What is myopia?
When you are nearsighted (myopic), you are able to see clearly up close, but everything in the distance is blurred. (The more nearsighted you are, the closer you can see clearly and the greater the distance blur.) When a child cannot see the blackboard clearly from the back of the classroom or when an adult cannot read road signs, chances are that he or she is nearsighted. Myopia increases and is more apparent in the dark, so that street signs you see easily during the day may appear blurred at night. Approximately 40 percent of the population has myopia or will develop it at some time in their lives. Myopia usually begins gradually between the ages of 8 and 12, though it can exist at birth or start as late as age 80. There are no special precautions that you need to know about. Continued use of the eyes will not damage them. Nearsighted children should be checked for glasses every year or so, and nearsighted adults every 2 to 3 years --more frequently if any symptoms occur that are related to the eyes. Myopia may be a nuisance but it is certainly not a disease; it is possible (even likely) to be very nearsighted and still have perfectly healthy eyes. In fact, some "myopes" think that seeing things so close-up is a real advantage.
What are the symptoms?
The only symptom of myopia is the blurred vision for distance. The fact that young children tend to hold everything close to their face or sit very close to the television does not necessarily mean they are nearsighted. All children tend to do this because they see so much better up close. Eye fatigue, burning eyes, headache, and limited tolerance for reading are not usually symptoms of myopia.
What causes myopia?
Most myopia is the result of a normal physical variation in length of the eye (like tallness or shortness). The elongated myopic eyeball has more optical power than the eye needs (in other words, the eye is "stronger," not weaker, than other eyes). Research suggests that typical, run-of-the-mill myopia and its rate of progression is inherited and tends to run in families. A very small proportion may be related to using the eyes for close work over many years. There are a few less common causes. Myopia that starts in middle age may be a sign of a beginning cataract. In uncontrolled cases of diabetes, myopia may occur suddenly and then change erratically from day to day. Rarely, a teenager may develop myopia from keratoconus, an unusual condition in which the cornea becomes cone-shaped. Extremely rare is a type called malignant progressive myopia, a serious condition that does not develop from ordinary myopia.

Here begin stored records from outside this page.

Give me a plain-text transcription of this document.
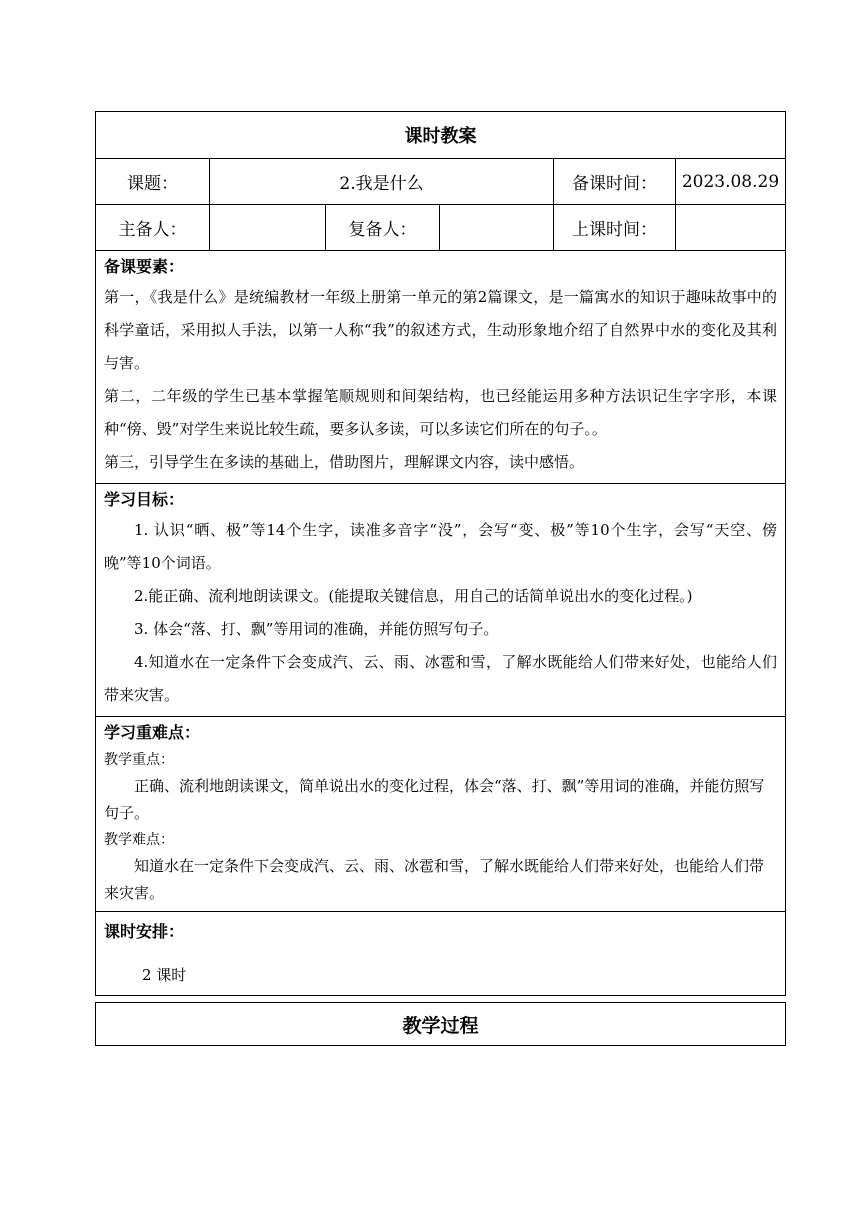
课时教案
课题：	2.我是什么	备课时间：	2023.08.29
主备人：	复备人：	上课时间：
备课要素：

第一，《我是什么》是统编教材一年级上册第一单元的第2篇课文，是一篇寓水的知识于趣味故事中的科学童话，采用拟人手法，以第一人称“我”的叙述方式，生动形象地介绍了自然界中水的变化及其利与害。

第二，二年级的学生已基本掌握笔顺规则和间架结构，也已经能运用多种方法识记生字字形，本课种“傍、毁”对学生来说比较生疏，要多认多读，可以多读它们所在的句子。。

第三，引导学生在多读的基础上，借助图片，理解课文内容，读中感悟。

学习目标：

1. 认识“晒、极”等14个生字，读准多音字“没”，会写“变、极”等10个生字，会写“天空、傍晚”等10个词语。

2.能正确、流利地朗读课文。(能提取关键信息，用自己的话简单说出水的变化过程。)

3. 体会“落、打、飘”等用词的准确，并能仿照写句子。

4.知道水在一定条件下会变成汽、云、雨、冰雹和雪，了解水既能给人们带来好处，也能给人们带来灾害。

学习重难点：

教学重点：

正确、流利地朗读课文，简单说出水的变化过程，体会“落、打、飘”等用词的准确，并能仿照写句子。

教学难点：

知道水在一定条件下会变成汽、云、雨、冰雹和雪，了解水既能给人们带来好处，也能给人们带来灾害。

课时安排：
2 课时
教学过程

Why does myopia get "worse" as the child gets older?
Children tend to have a gradual increase in myopia as their bodies (and eyes) grow. The excess optical power created by eye growth tends to occur unevenly. During adolescence, the change can be rather rapid and require new, thicker eye-glasses more than once a year, but when full ocular maturity is reached and growth is completed (usually by age 18), myopia progression tends to slow or stop. There is normally no reason to worry about the constant changes. It is almost never a real danger to eyesight and vision can almost always be corrected to 20/20 with eyeglasses or contact lenses. There is little scientific evidence that eye exercises, bifocals, contact lenses, or dilating eyedrops can significantly affect or slow the course of myopia; therefore few doctors recommend any of them. Myopia almost always reaches a certain point and stops naturally, with or without efforts to treat it.
Is there a correction for myopia?
Fortunately, optical correction for ordinary myopia is simple and effective. Eyeglasses or contact lenses can be custom-made to perfectly compensate for the excess optical power. Once you have corrective glasses or contacts, it is up to you how much time you wear them. The decision will be based on your own need for clear distance vision (as long as the correction is in front of your eyes, light rays entering the eyes will be properly focused on the retinas). The more nearsighted you are, the more you will probably want to wear your correction. Not wearing it will not harm your eyes. Impact resistant lenses are required by law for all eyeglasses, but the safest ones for active children are polycarbonate plastic lenses. These offer the best possible protection against eye injuries.